La risposta è stata data (in termini meno rigorosi sul piano formale, ma più realistici sul piano storico) da Albert Hirschman, secondo il quale lo sviluppo economico di una regione arretrata è un fenomeno molto complesso, per essere promosso sulla base di assunti del tutto disgiunti dalla struttura sociale propria di ogni regione arretrata.
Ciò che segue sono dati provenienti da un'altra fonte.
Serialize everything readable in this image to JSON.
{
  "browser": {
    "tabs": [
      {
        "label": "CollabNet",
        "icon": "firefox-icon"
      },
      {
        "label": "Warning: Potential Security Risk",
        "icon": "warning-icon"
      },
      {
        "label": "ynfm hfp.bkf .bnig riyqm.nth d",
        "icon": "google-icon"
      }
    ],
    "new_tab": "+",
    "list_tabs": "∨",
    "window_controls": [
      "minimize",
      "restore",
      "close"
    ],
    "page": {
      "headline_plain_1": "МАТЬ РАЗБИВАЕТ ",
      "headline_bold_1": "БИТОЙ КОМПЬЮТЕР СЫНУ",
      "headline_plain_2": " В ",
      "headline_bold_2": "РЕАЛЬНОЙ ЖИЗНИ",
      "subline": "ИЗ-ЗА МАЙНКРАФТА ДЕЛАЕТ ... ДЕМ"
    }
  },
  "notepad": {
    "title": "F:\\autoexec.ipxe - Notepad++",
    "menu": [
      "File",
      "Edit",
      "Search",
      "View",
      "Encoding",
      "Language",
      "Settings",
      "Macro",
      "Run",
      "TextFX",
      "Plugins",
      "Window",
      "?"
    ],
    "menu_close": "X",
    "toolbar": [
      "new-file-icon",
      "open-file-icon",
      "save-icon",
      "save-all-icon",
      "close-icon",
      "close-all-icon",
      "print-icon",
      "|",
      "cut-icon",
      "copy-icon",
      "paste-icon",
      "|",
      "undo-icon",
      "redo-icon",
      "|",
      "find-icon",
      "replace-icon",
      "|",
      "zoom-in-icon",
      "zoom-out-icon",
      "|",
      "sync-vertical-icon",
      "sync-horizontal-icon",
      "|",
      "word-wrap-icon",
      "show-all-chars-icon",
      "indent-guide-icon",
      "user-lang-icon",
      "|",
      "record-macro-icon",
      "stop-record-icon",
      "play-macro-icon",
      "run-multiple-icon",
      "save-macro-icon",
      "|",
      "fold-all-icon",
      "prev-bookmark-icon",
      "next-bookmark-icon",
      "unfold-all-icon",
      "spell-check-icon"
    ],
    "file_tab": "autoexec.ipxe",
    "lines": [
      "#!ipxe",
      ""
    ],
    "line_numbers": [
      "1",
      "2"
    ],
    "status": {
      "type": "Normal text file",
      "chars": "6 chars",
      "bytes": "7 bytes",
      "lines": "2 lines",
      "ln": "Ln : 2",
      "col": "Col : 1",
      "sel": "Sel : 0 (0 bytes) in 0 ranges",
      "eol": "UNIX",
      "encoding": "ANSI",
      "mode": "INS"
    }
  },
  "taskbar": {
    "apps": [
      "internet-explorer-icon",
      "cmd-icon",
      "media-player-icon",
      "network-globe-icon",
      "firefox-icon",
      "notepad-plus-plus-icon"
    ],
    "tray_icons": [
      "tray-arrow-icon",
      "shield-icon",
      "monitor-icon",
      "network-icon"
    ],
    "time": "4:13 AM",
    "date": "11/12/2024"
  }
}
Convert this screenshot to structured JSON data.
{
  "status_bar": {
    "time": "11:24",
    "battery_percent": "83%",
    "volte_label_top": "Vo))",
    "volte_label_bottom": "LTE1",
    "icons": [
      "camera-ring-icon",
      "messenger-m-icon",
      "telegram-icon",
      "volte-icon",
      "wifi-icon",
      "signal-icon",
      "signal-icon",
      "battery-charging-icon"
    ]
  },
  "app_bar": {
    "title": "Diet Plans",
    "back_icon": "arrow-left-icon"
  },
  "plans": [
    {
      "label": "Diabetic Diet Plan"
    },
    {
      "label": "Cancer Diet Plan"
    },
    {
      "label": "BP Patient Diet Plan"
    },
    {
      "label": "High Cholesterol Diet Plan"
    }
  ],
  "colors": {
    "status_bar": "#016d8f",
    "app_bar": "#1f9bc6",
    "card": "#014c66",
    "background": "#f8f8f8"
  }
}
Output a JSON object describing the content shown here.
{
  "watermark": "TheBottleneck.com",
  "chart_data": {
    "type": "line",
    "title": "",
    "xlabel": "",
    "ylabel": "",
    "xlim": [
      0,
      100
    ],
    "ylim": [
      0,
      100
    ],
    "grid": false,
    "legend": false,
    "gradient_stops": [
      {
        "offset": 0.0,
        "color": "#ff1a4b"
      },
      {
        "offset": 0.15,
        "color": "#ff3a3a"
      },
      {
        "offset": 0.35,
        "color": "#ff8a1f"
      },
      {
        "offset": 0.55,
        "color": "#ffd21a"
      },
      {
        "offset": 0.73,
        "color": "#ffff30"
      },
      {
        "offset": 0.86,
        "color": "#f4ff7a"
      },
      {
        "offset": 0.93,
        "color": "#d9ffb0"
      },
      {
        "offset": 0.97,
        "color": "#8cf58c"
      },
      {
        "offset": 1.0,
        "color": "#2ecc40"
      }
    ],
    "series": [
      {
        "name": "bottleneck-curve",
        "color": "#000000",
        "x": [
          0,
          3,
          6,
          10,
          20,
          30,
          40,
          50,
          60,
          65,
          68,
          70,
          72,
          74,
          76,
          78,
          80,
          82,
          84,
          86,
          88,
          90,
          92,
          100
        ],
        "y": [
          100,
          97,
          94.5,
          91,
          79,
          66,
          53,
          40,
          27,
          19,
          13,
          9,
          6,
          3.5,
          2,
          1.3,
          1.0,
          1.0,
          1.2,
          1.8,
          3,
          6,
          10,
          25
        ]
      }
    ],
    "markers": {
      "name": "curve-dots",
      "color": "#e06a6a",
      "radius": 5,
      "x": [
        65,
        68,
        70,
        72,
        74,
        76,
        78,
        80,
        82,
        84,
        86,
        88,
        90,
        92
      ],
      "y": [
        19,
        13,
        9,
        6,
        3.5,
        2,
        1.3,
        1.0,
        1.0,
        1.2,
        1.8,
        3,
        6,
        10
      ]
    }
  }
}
Secondo Hirschman, i modelli della teoria della crescita endogena utilizzati per la formulazione delle politiche d’intervento assumono implicitamente l’ipotesi dell’”industrializzazione ritardata”, che implica la riproposizione, all’interno delle regioni arretrate, dei processi decisionali e delle strutture produttive razionalmente organizzate ch caratterizzano le regioni avanzate; tale ipotesi sottintende che, per promuovere il processo di crescita delle regioni arretrate basti immettere forzatamente risorse finanziarie nella struttura sociale e produttiva (stazionaria) delle regioni arretrate, adeguando nel contempo le altre variabili (quali il capitale umano, la tecnologia e l’imprenditorialità) attraverso una politica pubblica finalizzata alla creazione di economie esterne di tipo reale (infrastrutture) o di tipo finanziario (incentivi monetari).
E’ stata questa la causa per cui tutti i tentativi di avviare un processo di crescita delle regioni arretrate, mediante l’immissione di apporti finanziari esogeni disgiunti da ogni considerazione dell’”ambiente” sociale, economico e culturale che le caratterizzava, non hanno avuto successo; ciò perché la logica sottostante tali interventi è stata fondata sull’ipotesi, contestata da Hirschman, che la dinamica sociale ed economica delle regioni arretrate fosse compatibile con la “razionalità economica” propria do quelle già sviluppate.
Le conseguenze dell’immissione di sole risorse finanziarie (decise esogenamente) per il superamento dell’arretratezza della Sardegna, non solo hanno comportato la conservazione dell’originario stato di arretratezza, ma hanno anche impedito di avviare al suo interno un processo di accumulazione endogena. Da questo punto di vista diventa plausibile considerare la Sardegna degli anni Ottanta nelle stesse condizioni dell’Irlanda sud-orientale, per poi constatare come, ai nostri giorni, le due aree regionali siano cresciute in modo assai differente.
La diversità delle posizioni, però, non è tanto riconducibile, come sostengono Stefano Usai, Daniela Moro e Marco Sideri, alla mancata attuazione in Sardegna di una politica d’intervento “in linea” con i paradigmi dei modelli della crescita endogena, ma solo all’”infausta decisione” di perseverare a conservare i risultati negativi della politica di crescita imposta alla Sardegna nei decenni precedenti gli anni Ottanta.